Original Language: castellano
Year of publication: 2023
Valoración: Disappointing
Right now it is possible that a percentage of citizens of the usual is able to place Yemen on the map, thanks to the fact that some attacks have been released to ships that sail through the Bab el-Mandeb Strait and missile missiles that travel two thousand kilometers north. Because otherwise it is a virtually unknown country outside the Arab world, a territory in which a very small handful of allergic travelers to conventional tourism are barely entered. From what this book tells, the Romans called him Arabia felixand that lyrical (and who knows if descriptive) denomination is what serves as a title.
Javier Puga Llopis is a diplomat who with thirty years is destined for the Spanish embassy in that country, and offers a story of experience: interesting, a more or less inexperienced young man sent to an exotic place, also in the turbulent times of the Arab springs. On the political seizure of that period (remember, Tunisia, Libya, Egypt, then Syria) extends the author quite a lot, as well as on collateral and more personal issues, so that the book does not have a clear chronological development or seems to pretend a very defined or systematic analysis of the country, its people, its landscapes, its social reality. Let’s say it is a hybrid that takes foot in the situation and from there it flies free. Well, if that were everything we would be talking about a discreet book, which without provoking enthusiasm does not cease to have a certain interest. But there are other problems.
Apparently no one has told Javier Puga that in a book the ornaments, of the type, have to be very measured and, in case of doubt, it is better to do without them than to overload the text with cultisms, subtle irony, quotes, metaphors and, above all, foreigners. That we already assume that the officials of the external service of the State will handle with ease a few languages, but it is not necessary to place on each page several words in French (already, the language of diplomacy), English and, given the context, of course Arabic. And why not, a few Latinas here and there that contribute a lot of aura. Nor is it advisable, it seems to me, abusing lyricism or looking for each word its elegant synonym and its ingenious version (searched) to dazzle is not known who.
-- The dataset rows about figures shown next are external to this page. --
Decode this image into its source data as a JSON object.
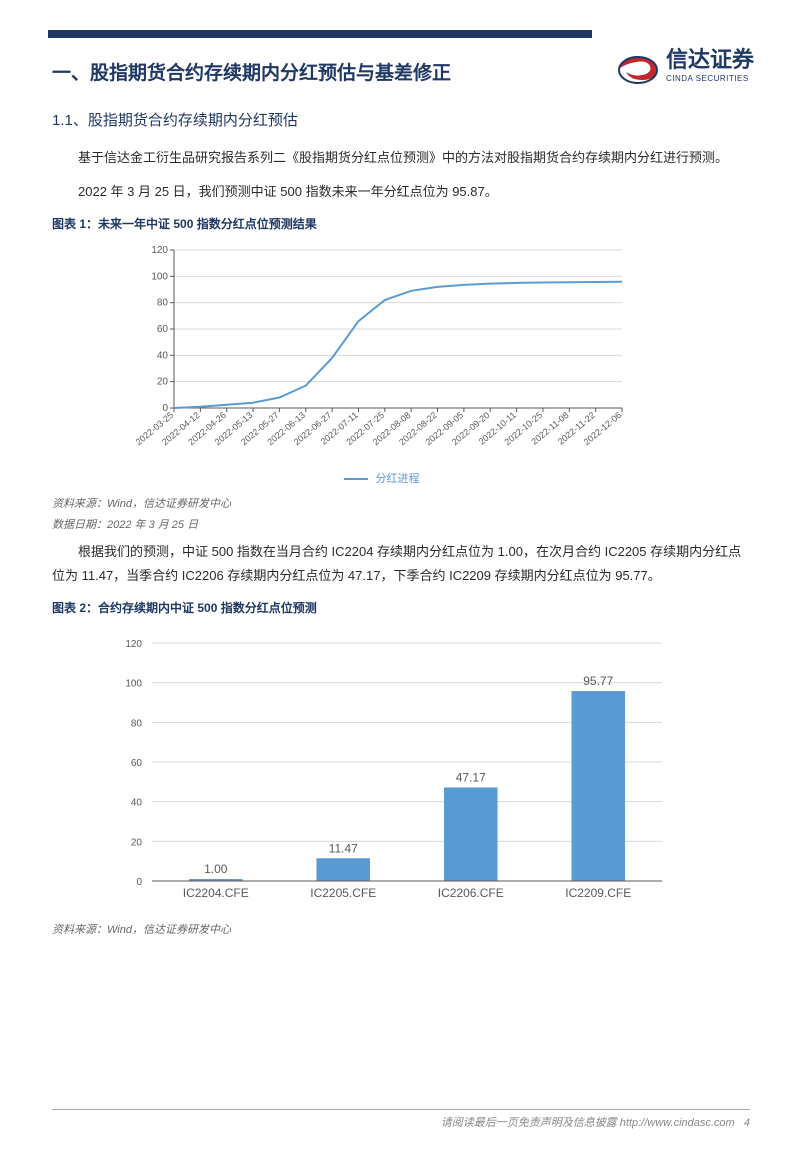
{
  "brand": {
    "name_cn": "信达证券",
    "name_en": "CINDA SECURITIES",
    "logo_colors": {
      "red": "#c1272d",
      "blue": "#1f3864"
    }
  },
  "section_title": "一、股指期货合约存续期内分红预估与基差修正",
  "subsection_title": "1.1、股指期货合约存续期内分红预估",
  "para1": "基于信达金工衍生品研究报告系列二《股指期货分红点位预测》中的方法对股指期货合约存续期内分红进行预测。",
  "para2": "2022 年 3 月 25 日，我们预测中证 500 指数未来一年分红点位为 95.87。",
  "chart1": {
    "title": "图表 1：未来一年中证 500 指数分红点位预测结果",
    "type": "line",
    "legend_label": "分红进程",
    "ylim": [
      0,
      120
    ],
    "yticks": [
      0,
      20,
      40,
      60,
      80,
      100,
      120
    ],
    "x_labels": [
      "2022-03-25",
      "2022-04-12",
      "2022-04-26",
      "2022-05-13",
      "2022-05-27",
      "2022-06-13",
      "2022-06-27",
      "2022-07-11",
      "2022-07-25",
      "2022-08-08",
      "2022-08-22",
      "2022-09-05",
      "2022-09-20",
      "2022-10-11",
      "2022-10-25",
      "2022-11-08",
      "2022-11-22",
      "2022-12-06"
    ],
    "values": [
      0,
      1,
      2.5,
      4,
      8,
      17,
      38,
      66,
      82,
      89,
      92,
      93.5,
      94.5,
      95,
      95.3,
      95.5,
      95.7,
      95.87
    ],
    "line_color": "#5b9bd5",
    "grid_color": "#d9d9d9",
    "axis_color": "#595959",
    "background_color": "#ffffff"
  },
  "source1": "资料来源：Wind，信达证券研发中心",
  "date1": "数据日期：2022 年 3 月 25 日",
  "para3": "根据我们的预测，中证 500 指数在当月合约 IC2204 存续期内分红点位为 1.00，在次月合约 IC2205 存续期内分红点位为 11.47，当季合约 IC2206 存续期内分红点位为 47.17，下季合约 IC2209 存续期内分红点位为 95.77。",
  "chart2": {
    "title": "图表 2：合约存续期内中证 500 指数分红点位预测",
    "type": "bar",
    "categories": [
      "IC2204.CFE",
      "IC2205.CFE",
      "IC2206.CFE",
      "IC2209.CFE"
    ],
    "values": [
      1.0,
      11.47,
      47.17,
      95.77
    ],
    "value_labels": [
      "1.00",
      "11.47",
      "47.17",
      "95.77"
    ],
    "ylim": [
      0,
      120
    ],
    "yticks": [
      0,
      20,
      40,
      60,
      80,
      100,
      120
    ],
    "bar_color": "#5b9bd5",
    "grid_color": "#d9d9d9",
    "axis_color": "#595959",
    "background_color": "#ffffff",
    "bar_width": 0.42
  },
  "source2": "资料来源：Wind，信达证券研发中心",
  "footer": {
    "disclaimer": "请阅读最后一页免责声明及信息披露",
    "url": "http://www.cindasc.com",
    "page": "4"
  }
}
If all this occurs in a book that is not fiction, the thing worsens further, and that overall prose of tropes and erudition exhibitions becomes something pretentious and pedantic that does not need many pages to pack the reader. Unfortunately is what happens with Happy Arabia Because, even admitting that it is a book that wants to overwhelm the literary genre corsets (trip-autobiography test), the license I understand can be granted to the author to handle resources cannot be unlimited, and in this case it completely overflows the admissible, even bearable.